New tool – WordFreq Martin Jansson
A disclaimer… I am no developer, but I have developed a tool. As I develop I have the mindset of a developer, not the tester. I have done lots of mistakes, intentionally not implemented good/needed things and considered what parts I can get away with in the first release. This tool might not seem big and useful, but I have used it and it has created many interesting results in the past. As I developed this I tried a new method of implementation… all ideas I had on what functions the tool should have, what was supposed to work, what was not supposed to work etc I wrote down in a testideas-document. I then had one column that identified if it worked or not in a specific release. All good feedback I added to that list.
This is the first tool we create at the test eye that is open for the public. At thetesteye we have choosen to publish our material under the license Attribution No Derivatives. My personal aim with this tool was to increase my knowledge of coding. I have used Python and Tkinter as a graphical interface. In the Publications section you will find the link to the tool and the currently released version.
General discussion
The general idea is to use the frequency of words as a way to find errors. The more text you analyze, the higher statistical significance; thus resulting in an easier chance of spotting the erroneous words. This kind of script is very often found as a code example. When I first created a script for this I did not know that. I ran it on a quite large text corpus and found that the company name had been spelled incorrectly 7 times in the copyright text. I also found lots and lots of spelling mistakes as well as some strange API functions that were incorrect.
Use cases
- Run on documentation to find unfrequent words (that usually contains spelling errors)

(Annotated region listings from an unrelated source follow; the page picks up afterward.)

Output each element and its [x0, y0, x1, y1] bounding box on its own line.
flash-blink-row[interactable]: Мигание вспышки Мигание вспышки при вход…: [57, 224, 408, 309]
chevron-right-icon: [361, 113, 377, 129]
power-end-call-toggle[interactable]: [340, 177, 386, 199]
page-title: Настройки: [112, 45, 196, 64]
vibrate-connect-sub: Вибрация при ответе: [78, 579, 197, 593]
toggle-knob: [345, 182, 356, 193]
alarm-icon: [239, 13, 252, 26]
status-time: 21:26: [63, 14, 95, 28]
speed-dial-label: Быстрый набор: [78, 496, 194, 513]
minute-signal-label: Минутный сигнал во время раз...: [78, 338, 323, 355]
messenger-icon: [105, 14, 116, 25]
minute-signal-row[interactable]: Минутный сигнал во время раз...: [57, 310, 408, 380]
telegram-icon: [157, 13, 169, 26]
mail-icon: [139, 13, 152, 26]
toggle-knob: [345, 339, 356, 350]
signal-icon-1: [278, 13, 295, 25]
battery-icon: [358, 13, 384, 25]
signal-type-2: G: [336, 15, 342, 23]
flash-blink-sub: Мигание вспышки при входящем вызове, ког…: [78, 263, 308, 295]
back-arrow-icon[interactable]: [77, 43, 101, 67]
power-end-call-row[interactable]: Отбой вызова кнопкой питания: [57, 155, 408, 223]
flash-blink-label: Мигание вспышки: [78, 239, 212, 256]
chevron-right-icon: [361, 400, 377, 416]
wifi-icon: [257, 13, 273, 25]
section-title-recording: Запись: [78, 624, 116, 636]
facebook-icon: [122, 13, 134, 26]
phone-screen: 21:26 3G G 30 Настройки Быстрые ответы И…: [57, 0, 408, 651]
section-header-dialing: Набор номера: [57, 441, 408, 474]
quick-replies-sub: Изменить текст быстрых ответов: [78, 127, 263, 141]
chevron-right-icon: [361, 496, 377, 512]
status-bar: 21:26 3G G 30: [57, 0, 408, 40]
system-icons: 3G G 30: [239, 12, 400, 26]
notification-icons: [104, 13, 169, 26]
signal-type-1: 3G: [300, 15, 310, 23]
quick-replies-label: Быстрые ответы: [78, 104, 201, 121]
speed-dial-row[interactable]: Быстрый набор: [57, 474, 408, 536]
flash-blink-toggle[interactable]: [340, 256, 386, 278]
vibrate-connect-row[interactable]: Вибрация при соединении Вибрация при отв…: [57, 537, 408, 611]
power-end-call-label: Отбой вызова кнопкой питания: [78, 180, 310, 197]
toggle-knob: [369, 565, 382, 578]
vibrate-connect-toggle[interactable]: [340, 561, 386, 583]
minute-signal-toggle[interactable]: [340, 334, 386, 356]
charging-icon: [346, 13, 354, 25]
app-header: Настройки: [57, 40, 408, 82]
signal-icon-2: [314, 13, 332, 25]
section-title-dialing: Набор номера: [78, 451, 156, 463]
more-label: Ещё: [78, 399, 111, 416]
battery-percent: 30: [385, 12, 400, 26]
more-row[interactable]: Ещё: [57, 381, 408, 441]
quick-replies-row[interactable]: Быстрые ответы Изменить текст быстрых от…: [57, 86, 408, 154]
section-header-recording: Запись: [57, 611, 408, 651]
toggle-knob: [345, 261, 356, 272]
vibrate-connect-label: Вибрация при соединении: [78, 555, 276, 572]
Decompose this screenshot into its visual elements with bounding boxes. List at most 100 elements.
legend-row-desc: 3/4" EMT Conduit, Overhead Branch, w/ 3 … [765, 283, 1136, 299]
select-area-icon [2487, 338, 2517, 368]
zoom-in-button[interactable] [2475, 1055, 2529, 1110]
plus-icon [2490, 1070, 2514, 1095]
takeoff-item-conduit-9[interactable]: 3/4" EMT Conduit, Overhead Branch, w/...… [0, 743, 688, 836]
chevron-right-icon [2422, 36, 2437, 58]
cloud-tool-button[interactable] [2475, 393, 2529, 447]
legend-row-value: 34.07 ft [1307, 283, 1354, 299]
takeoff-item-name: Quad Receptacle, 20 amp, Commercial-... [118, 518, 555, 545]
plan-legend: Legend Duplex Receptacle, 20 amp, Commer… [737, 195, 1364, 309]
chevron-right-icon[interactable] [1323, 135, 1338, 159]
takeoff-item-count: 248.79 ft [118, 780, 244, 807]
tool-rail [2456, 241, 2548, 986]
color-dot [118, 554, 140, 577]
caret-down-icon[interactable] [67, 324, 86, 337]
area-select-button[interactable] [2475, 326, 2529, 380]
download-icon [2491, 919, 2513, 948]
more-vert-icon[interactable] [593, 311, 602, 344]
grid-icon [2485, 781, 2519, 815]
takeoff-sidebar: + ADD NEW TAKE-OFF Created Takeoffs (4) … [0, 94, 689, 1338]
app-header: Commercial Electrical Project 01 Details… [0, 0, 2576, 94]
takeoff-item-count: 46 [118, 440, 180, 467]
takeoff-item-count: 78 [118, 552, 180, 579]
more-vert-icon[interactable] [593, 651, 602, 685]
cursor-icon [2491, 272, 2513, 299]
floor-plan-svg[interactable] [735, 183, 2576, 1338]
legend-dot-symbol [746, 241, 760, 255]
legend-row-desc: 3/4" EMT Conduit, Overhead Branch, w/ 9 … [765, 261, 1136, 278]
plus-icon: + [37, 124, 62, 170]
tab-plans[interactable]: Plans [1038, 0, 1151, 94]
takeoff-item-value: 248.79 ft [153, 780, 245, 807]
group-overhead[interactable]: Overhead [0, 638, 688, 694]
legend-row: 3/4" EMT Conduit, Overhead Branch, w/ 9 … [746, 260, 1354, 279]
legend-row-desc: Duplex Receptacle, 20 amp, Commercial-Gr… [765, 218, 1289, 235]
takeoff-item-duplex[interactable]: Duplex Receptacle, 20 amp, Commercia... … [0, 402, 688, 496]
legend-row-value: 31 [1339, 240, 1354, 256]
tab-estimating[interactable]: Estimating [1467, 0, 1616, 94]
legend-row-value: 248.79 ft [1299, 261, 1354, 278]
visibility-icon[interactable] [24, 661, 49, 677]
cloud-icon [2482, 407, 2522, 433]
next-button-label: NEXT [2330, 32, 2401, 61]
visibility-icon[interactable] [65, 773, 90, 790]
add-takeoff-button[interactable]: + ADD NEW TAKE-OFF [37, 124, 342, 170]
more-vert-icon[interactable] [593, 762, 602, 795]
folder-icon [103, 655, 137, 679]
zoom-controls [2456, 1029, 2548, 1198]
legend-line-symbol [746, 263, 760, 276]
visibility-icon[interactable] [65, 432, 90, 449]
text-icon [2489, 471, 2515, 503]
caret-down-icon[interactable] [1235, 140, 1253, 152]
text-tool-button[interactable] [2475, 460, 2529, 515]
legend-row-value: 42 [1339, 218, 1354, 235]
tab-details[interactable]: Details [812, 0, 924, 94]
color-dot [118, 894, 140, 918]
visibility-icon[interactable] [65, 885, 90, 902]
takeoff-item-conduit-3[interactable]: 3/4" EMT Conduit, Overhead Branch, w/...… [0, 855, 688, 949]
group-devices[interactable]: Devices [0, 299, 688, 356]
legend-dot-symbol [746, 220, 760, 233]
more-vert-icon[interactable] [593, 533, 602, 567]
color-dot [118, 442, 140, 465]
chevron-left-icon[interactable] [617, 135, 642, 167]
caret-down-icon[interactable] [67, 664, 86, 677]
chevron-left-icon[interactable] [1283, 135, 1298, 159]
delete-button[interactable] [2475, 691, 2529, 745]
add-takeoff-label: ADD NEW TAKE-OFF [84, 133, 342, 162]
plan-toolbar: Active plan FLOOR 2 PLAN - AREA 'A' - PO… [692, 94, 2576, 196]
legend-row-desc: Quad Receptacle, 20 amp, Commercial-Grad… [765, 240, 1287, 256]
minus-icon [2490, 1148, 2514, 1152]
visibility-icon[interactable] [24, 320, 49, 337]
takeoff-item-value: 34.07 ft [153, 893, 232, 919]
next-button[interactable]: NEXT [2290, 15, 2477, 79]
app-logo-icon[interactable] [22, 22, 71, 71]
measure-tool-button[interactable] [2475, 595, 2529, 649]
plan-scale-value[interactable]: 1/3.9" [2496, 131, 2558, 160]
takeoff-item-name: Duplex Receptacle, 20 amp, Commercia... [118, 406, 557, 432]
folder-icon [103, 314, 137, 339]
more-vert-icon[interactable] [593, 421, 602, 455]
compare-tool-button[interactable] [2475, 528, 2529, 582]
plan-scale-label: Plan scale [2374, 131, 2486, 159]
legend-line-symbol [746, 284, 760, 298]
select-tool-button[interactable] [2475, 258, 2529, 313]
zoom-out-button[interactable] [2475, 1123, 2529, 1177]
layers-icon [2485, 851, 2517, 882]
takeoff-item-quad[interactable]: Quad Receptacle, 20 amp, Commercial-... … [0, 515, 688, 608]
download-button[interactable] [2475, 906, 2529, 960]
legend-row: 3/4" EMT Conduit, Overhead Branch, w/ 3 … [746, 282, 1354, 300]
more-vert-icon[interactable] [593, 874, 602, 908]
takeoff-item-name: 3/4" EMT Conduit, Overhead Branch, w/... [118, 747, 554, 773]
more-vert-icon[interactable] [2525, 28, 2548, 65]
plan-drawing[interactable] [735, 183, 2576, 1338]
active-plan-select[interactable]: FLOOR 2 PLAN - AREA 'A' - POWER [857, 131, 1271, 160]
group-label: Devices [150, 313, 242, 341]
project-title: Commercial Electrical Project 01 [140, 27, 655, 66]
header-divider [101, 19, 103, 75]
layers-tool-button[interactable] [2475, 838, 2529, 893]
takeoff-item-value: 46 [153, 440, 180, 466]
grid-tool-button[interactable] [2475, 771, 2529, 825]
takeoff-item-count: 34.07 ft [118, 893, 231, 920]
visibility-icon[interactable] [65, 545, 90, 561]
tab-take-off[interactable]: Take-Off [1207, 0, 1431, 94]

- Run on code to find variables that are similar but not the same and used incorrectly
- Run on code to find unused variables, thus variables only used once
- Run on code + API documentation to find things that should not be there or code that are not covered anywhere
- Localization specific: When doing translations you might be allowed to have a certain amount of errors, this is one way of finding a few extra faults that you can remove
How I use it
I run the tool on a tree structure. I open the result file in Excel or OpenOffice Calc. I then sort on frequency… start deleting uninteresting records. You can open it in MS Word or something similar to filter out things that are in fact spelled correctly. After a few cleaning ups you might have a list that is worth investigating.
Bugs and Enhancements
The testideas.xls contain the current tests and some of the enhancements that I’ve gotten so far. If you got any suggestions, feel free to mail me at martin.jansson@thetesteye.com.
I think it is great that you publish your tool here for anyone to use! Although also useful for developers, I will discuss with the people writing our customer product information what tools they use today and see if this tool is someting they are interested in introducing. A tip – on the download page you might want to specify what system requirements there are for your tool.
Good call. I had some problems using it on Vista, but I guess that is a normal case. I updated the Publications file and will include more details in next release.
Thanks for this tool!
Today I had great use of it.
I have proof-read a dissertation on 240 pages, and after corrections, WordFreq helped me find 12 more types of problems.
I used alphabetical sorting on the words, which helped me see inconsistencies quite easy.
An “ignore case” option would have made the tool even more powerful.